In my General Topology course we were recently shown the theorem that says that Second Countability Preserved under Open Continuous Surjection and the natural question is if we can switch the "Open" condition for "Closed":
Conjecture:
Let $T_A=(S_A,\tau_A)$ and $T_B = (S_B,\tau_B)$ be topological spaces. Let $p:T_A \rightarrow T_B$ be a surjective closed mapping that is also continuous. If $T_A$ is second countable then $T_B$ is second countable
I tried proving it and failed, because being closed is very limiting when I'm trying to apply the function to a basis so the proof for the open case can't be easily adapted :(
then I tried looking it up and nothing showed up and then I found this other thread which has a similar question but it adds the extra hypothesis that for every $y \in Y$, $p^{-1}(y)$ is compact. So now my current guess is that it's probably false without that extra assumption.
Also, I haven't been able to give a counterexample and I couldn't find on in Lynn Steen's Counterexamples in Topology
Can anyone hint at me in the direction of a counterexample or proof? Thanks.
It is indeed false in general.
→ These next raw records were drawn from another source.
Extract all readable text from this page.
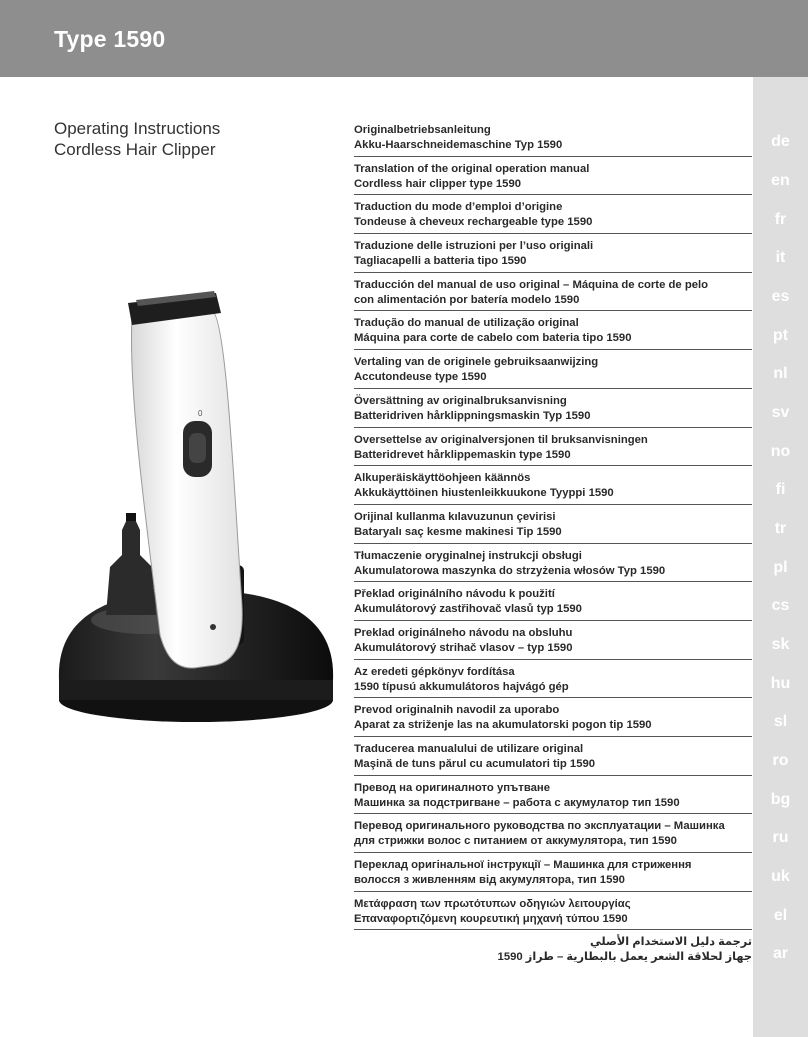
Type 1590
de
en
fr
it
es
pt
nl
sv
no
fi
tr
pl
cs
sk
hu
sl
ro
bg
ru
uk
el
ar
Operating Instructions
Cordless Hair Clipper
Originalbetriebsanleitung
Akku-Haarschneidemaschine Typ 1590
Translation of the original operation manual
Cordless hair clipper type 1590
Traduction du mode d’emploi d’origine
Tondeuse à cheveux rechargeable type 1590
Traduzione delle istruzioni per l’uso originali
Tagliacapelli a batteria tipo 1590
Traducción del manual de uso original – Máquina de corte de pelo
con alimentación por batería modelo 1590
Tradução do manual de utilização original
Máquina para corte de cabelo com bateria tipo 1590
Vertaling van de originele gebruiksaanwijzing
Accutondeuse type 1590
Översättning av originalbruksanvisning
Batteridriven hårklippningsmaskin Typ 1590
Oversettelse av originalversjonen til bruksanvisningen
Batteridrevet hårklippemaskin type 1590
Alkuperäiskäyttöohjeen käännös
Akkukäyttöinen hiustenleikkuukone Tyyppi 1590
Orijinal kullanma kılavuzunun çevirisi
Bataryalı saç kesme makinesi Tip 1590
Tłumaczenie oryginalnej instrukcji obsługi
Akumulatorowa maszynka do strzyżenia włosów Typ 1590
Překlad originálního návodu k použití
Akumulátorový zastřihovač vlasů typ 1590
Preklad originálneho návodu na obsluhu
Akumulátorový strihač vlasov – typ 1590
Az eredeti gépkönyv fordítása
1590 típusú akkumulátoros hajvágó gép
Prevod originalnih navodil za uporabo
Aparat za striženje las na akumulatorski pogon tip 1590
Traducerea manualului de utilizare original
Maşină de tuns părul cu acumulatori tip 1590
Превод на оригиналното упътване
Машинка за подстригване – работа с акумулатор тип 1590
Перевод оригинального руководства по эксплуатации – Машинка
для стрижки волос с питанием от аккумулятора, тип 1590
Переклад оригінальної інструкції – Машинка для стриження
волосся з живленням від акумулятора, тип 1590
Μετάφραση των πρωτότυπων οδηγιών λειτουργίας
Επαναφορτιζόμενη κουρευτική μηχανή τύπου 1590
ترجمة دليل الاستخدام الأصلي
جهاز لحلاقة الشعر يعمل بالبطارية – طراز 1590
0
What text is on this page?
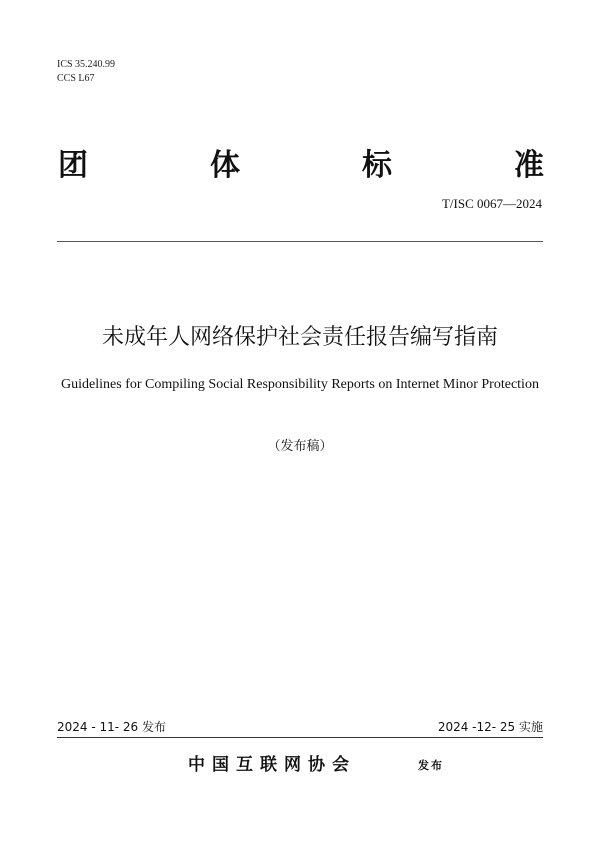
ICS 35.240.99
CCS L67
团	体	标	准
T/ISC 0067—2024
未成年人网络保护社会责任报告编写指南
Guidelines for Compiling Social Responsibility Reports on Internet Minor Protection
（发布稿）
2024 - 11- 26 发布	2024 -12- 25 实施
中国互联网协会	发布
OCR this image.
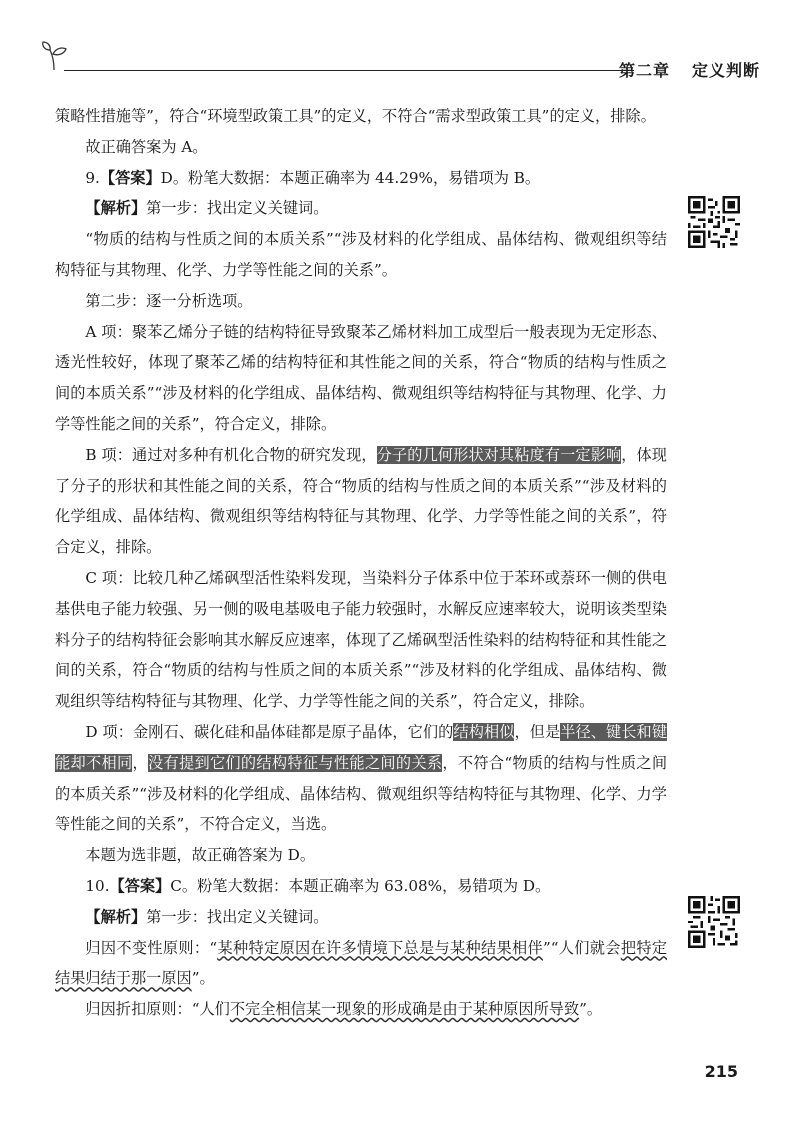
第二章 定义判断

策略性措施等”，符合“环境型政策工具”的定义，不符合“需求型政策工具”的定义，排除。

故正确答案为 A。

9.【答案】D。粉笔大数据：本题正确率为 44.29%，易错项为 B。

【解析】第一步：找出定义关键词。

“物质的结构与性质之间的本质关系”“涉及材料的化学组成、晶体结构、微观组织等结构特征与其物理、化学、力学等性能之间的关系”。

第二步：逐一分析选项。

A 项：聚苯乙烯分子链的结构特征导致聚苯乙烯材料加工成型后一般表现为无定形态、透光性较好，体现了聚苯乙烯的结构特征和其性能之间的关系，符合“物质的结构与性质之间的本质关系”“涉及材料的化学组成、晶体结构、微观组织等结构特征与其物理、化学、力学等性能之间的关系”，符合定义，排除。

B 项：通过对多种有机化合物的研究发现，分子的几何形状对其粘度有一定影响，体现了分子的形状和其性能之间的关系，符合“物质的结构与性质之间的本质关系”“涉及材料的化学组成、晶体结构、微观组织等结构特征与其物理、化学、力学等性能之间的关系”，符合定义，排除。

C 项：比较几种乙烯砜型活性染料发现，当染料分子体系中位于苯环或萘环一侧的供电基供电子能力较强、另一侧的吸电基吸电子能力较强时，水解反应速率较大，说明该类型染料分子的结构特征会影响其水解反应速率，体现了乙烯砜型活性染料的结构特征和其性能之间的关系，符合“物质的结构与性质之间的本质关系”“涉及材料的化学组成、晶体结构、微观组织等结构特征与其物理、化学、力学等性能之间的关系”，符合定义，排除。

D 项：金刚石、碳化硅和晶体硅都是原子晶体，它们的结构相似，但是半径、键长和键能却不相同，没有提到它们的结构特征与性能之间的关系，不符合“物质的结构与性质之间的本质关系”“涉及材料的化学组成、晶体结构、微观组织等结构特征与其物理、化学、力学等性能之间的关系”，不符合定义，当选。

本题为选非题，故正确答案为 D。

10.【答案】C。粉笔大数据：本题正确率为 63.08%，易错项为 D。

【解析】第一步：找出定义关键词。

归因不变性原则：“某种特定原因在许多情境下总是与某种结果相伴”“人们就会把特定结果归结于那一原因”。

归因折扣原则：“人们不完全相信某一现象的形成确是由于某种原因所导致”。

215
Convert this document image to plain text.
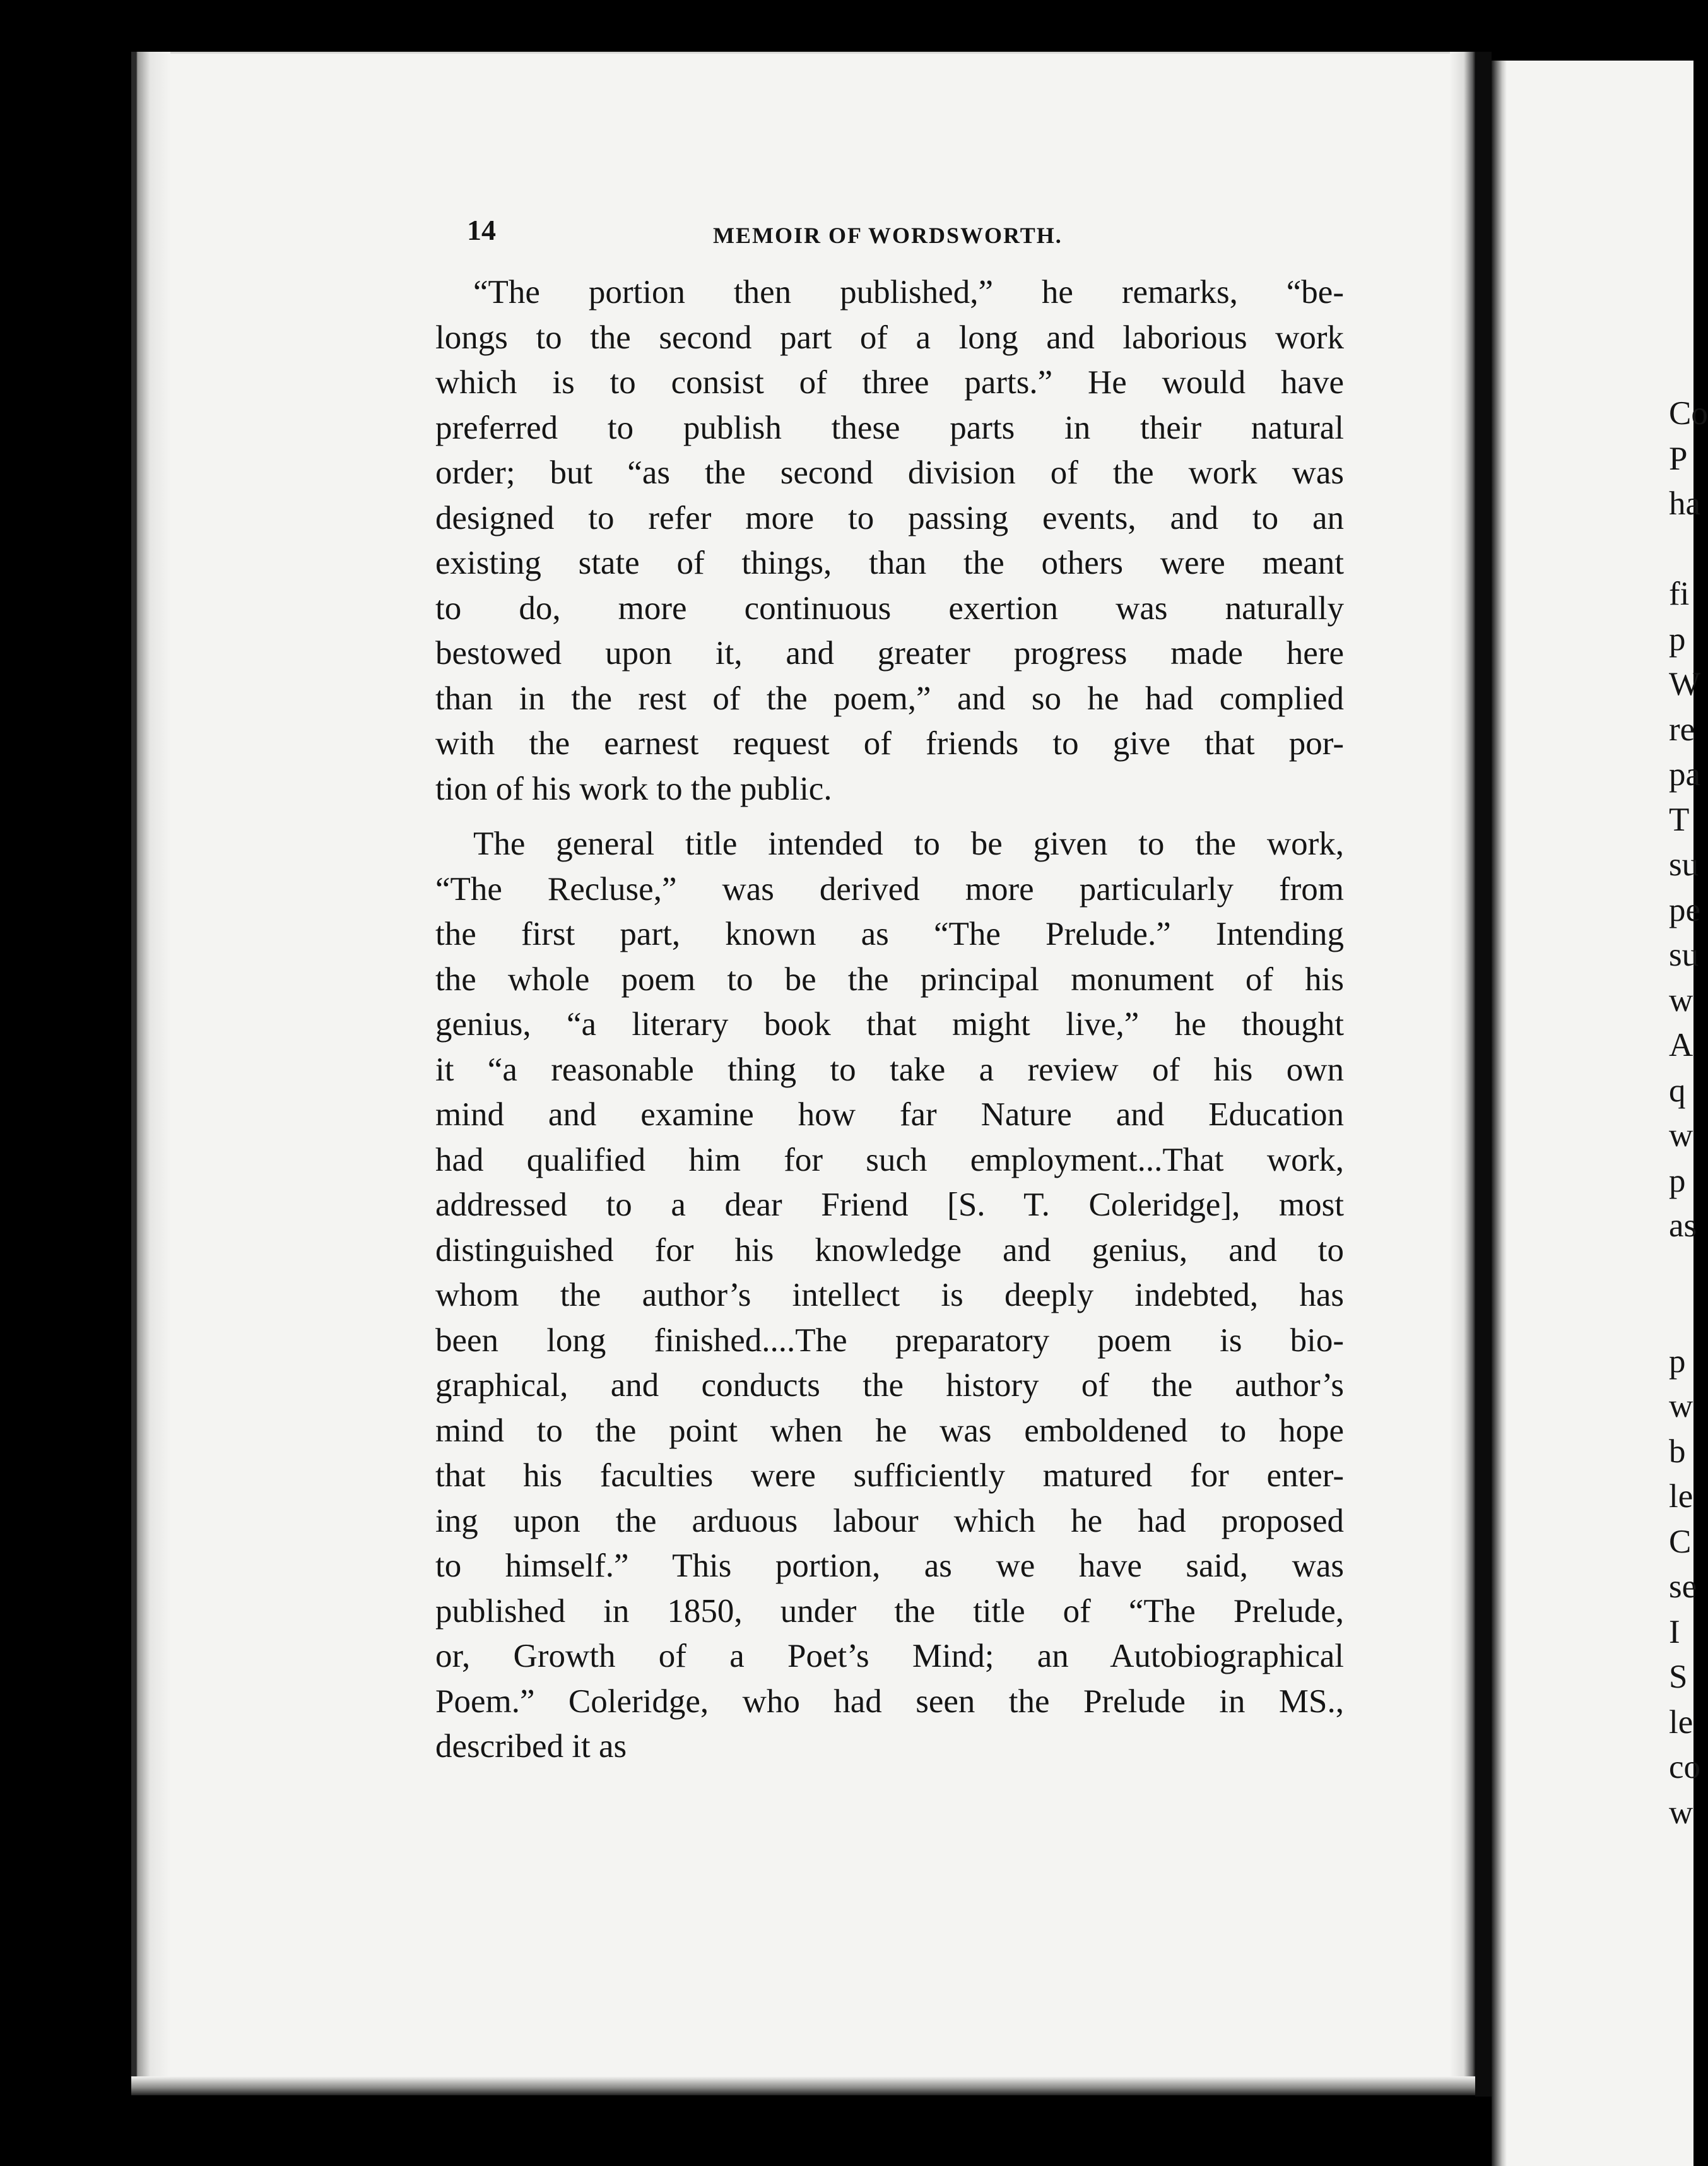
14	MEMOIR OF WORDSWORTH.
“The portion then published,” he remarks, “be-
longs to the second part of a long and laborious work
which is to consist of three parts.” He would have
preferred to publish these parts in their natural
order; but “as the second division of the work was
designed to refer more to passing events, and to an
existing state of things, than the others were meant
to do, more continuous exertion was naturally
bestowed upon it, and greater progress made here
than in the rest of the poem,” and so he had complied
with the earnest request of friends to give that por-
tion of his work to the public.
The general title intended to be given to the work,
“The Recluse,” was derived more particularly from
the first part, known as “The Prelude.” Intending
the whole poem to be the principal monument of his
genius, “a literary book that might live,” he thought
it “a reasonable thing to take a review of his own
mind and examine how far Nature and Education
had qualified him for such employment...That work,
addressed to a dear Friend [S. T. Coleridge], most
distinguished for his knowledge and genius, and to
whom the author’s intellect is deeply indebted, has
been long finished....The preparatory poem is bio-
graphical, and conducts the history of the author’s
mind to the point when he was emboldened to hope
that his faculties were sufficiently matured for enter-
ing upon the arduous labour which he had proposed
to himself.” This portion, as we have said, was
published in 1850, under the title of “The Prelude,
or, Growth of a Poet’s Mind; an Autobiographical
Poem.” Coleridge, who had seen the Prelude in MS.,
described it as
Co
P
ha
fi
p
W
re
pa
T
su
pe
su
w
A
q
w
p
as
p
w
b
le
C
se
I
S
le
co
w
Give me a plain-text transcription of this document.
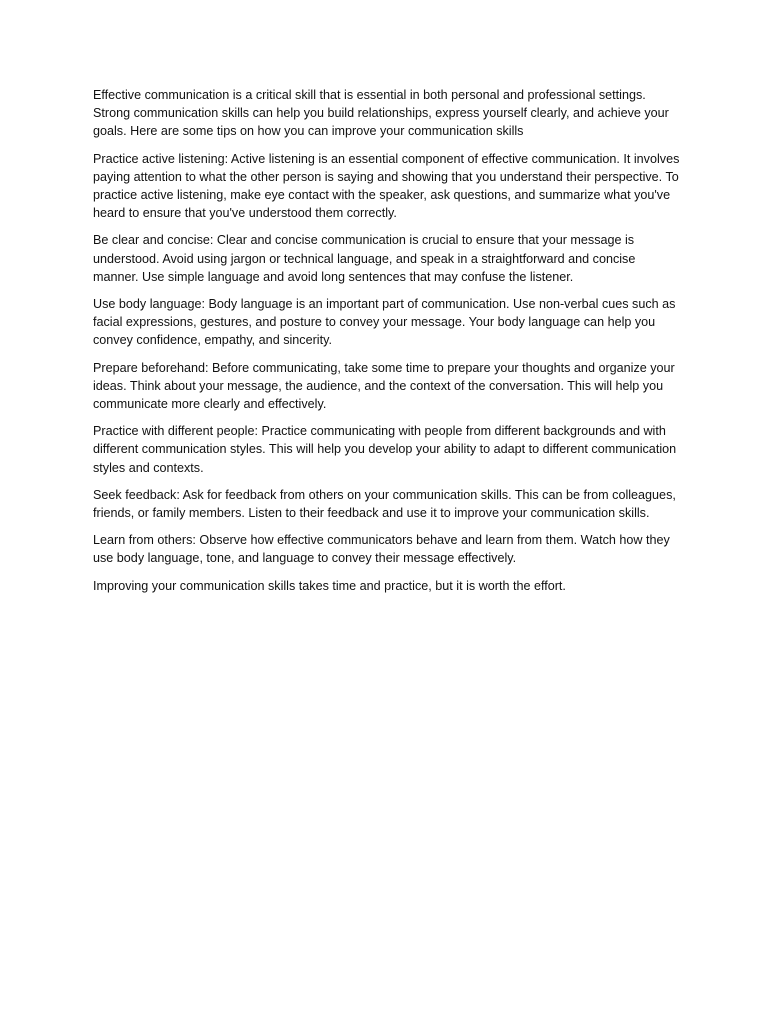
Effective communication is a critical skill that is essential in both personal and professional settings. Strong communication skills can help you build relationships, express yourself clearly, and achieve your goals. Here are some tips on how you can improve your communication skills

Practice active listening: Active listening is an essential component of effective communication. It involves paying attention to what the other person is saying and showing that you understand their perspective. To practice active listening, make eye contact with the speaker, ask questions, and summarize what you've heard to ensure that you've understood them correctly.

Be clear and concise: Clear and concise communication is crucial to ensure that your message is understood. Avoid using jargon or technical language, and speak in a straightforward and concise manner. Use simple language and avoid long sentences that may confuse the listener.

Use body language: Body language is an important part of communication. Use non-verbal cues such as facial expressions, gestures, and posture to convey your message. Your body language can help you convey confidence, empathy, and sincerity.

Prepare beforehand: Before communicating, take some time to prepare your thoughts and organize your ideas. Think about your message, the audience, and the context of the conversation. This will help you communicate more clearly and effectively.

Practice with different people: Practice communicating with people from different backgrounds and with different communication styles. This will help you develop your ability to adapt to different communication styles and contexts.

Seek feedback: Ask for feedback from others on your communication skills. This can be from colleagues, friends, or family members. Listen to their feedback and use it to improve your communication skills.

Learn from others: Observe how effective communicators behave and learn from them. Watch how they use body language, tone, and language to convey their message effectively.

Improving your communication skills takes time and practice, but it is worth the effort.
See this question: if we identify $\mathbb{Z} \subset \mathbb{R}$ to a point (so have the equivalence classes $\{\{x\}, x \notin \mathbb{Z}\}$ and $\mathbb{Z}$ and give the set of classes the quotient topology under the standard quotient function $q$ sending each point to its class), this is a closed map as $\mathbb{Z}$ is closed ($A$ closed, then $q^{-1}[q[A]]$ equals $A$ or $A \cup \mathbb{Z}$, so always closed, making $q[A]$ closed by definition), but the image is not even first countable at the class of $q(0)$, so certainly not second countable.
With continuous $f$ with compact fibres we sometimes get closedness of $f$ "for free", between "nice enough" spaces, not in general though.